- Get enough rest. As we age we need as much rest as when we were younger. Some of us have more disruptions in our sleep as we get older. Good rest helps improve memory recall.
- Take good care of your whole body--everything is connected. Heart disease, stroke, diabetes, obesity, high blood pressure and poor dental hygiene can contribute to decreased brain functioning and dementia. Get regular physicals and take care of health issues.
- Monitor your medications. Some memory loss, some forms of dementia, and other problems of the brain can be traced back to harmful drug combinations or inappropriate drug use.
- Stay present. Learning mindfulness skills can help with focus and memory. Mindfulness also helps manage stress, which can negatively impact memory.
- Learn new things. Learning forces the brain to make new neural connections and promotes flexible thinking. Ideas include learning new computer programs; a new language; puzzles like Sudoku or crossword; or new games like cards or chess.

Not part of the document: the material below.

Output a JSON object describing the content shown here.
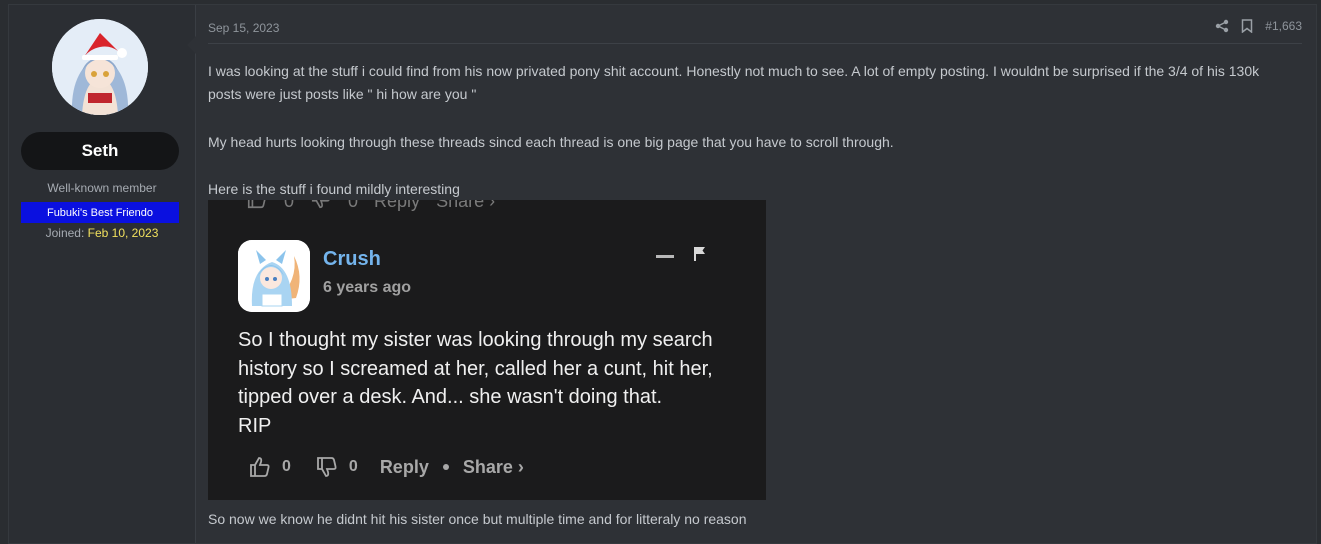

- Engage the right and left sides of the brain. As we age, we naturally use both sides more often to help with memory and for integration of knowledge. Express yourself creatively through writing, painting, or music. Take classes; join a book club; attend lectures, plays, and concerts; visit museums; or volunteer for a cause you care about. Engage with others and talk about what you learn.
- Laugh daily. Yes, it's true. Experts recommend at least 15 minutes a day. Research shows that laughter increases blood flow which, in turn, is good for the brain.
- Look on the bright side. A positive outlook contributes to a healthy mind and body. Focus on the good in the world and the activities and people that make you happy.
- Give and receive love. Touching, hugging, holding one another or a pet is good for the immune system, blood pressure, and the brain. We are social beings and touch is an important part of feeling connected.
- Stay connected spiritually. If nurturing your spiritual side has had meaning for you, keep up that aspect of your life. This connection can help prevent depression and may guard against dementia.
A recent survey reveals that a majority of baby boomers are woefully unprepared or in denial about health changes that are inevitable during retirement years.1 Baby boomers, by their sheer numbers, have the unprecedented opportunity to positively impact society's view on aging and dispel stereotypes. No matter what generation you were born in, it's time to wake up and be conscious of our aging process. We have access to the wisdom--let's contribute to a new, positive vision of what is means to age in America.
1 Poll: Retirement and Health. NPR/Robert Wood Johnson Foundation/Harvard School of Public Health. September 2011.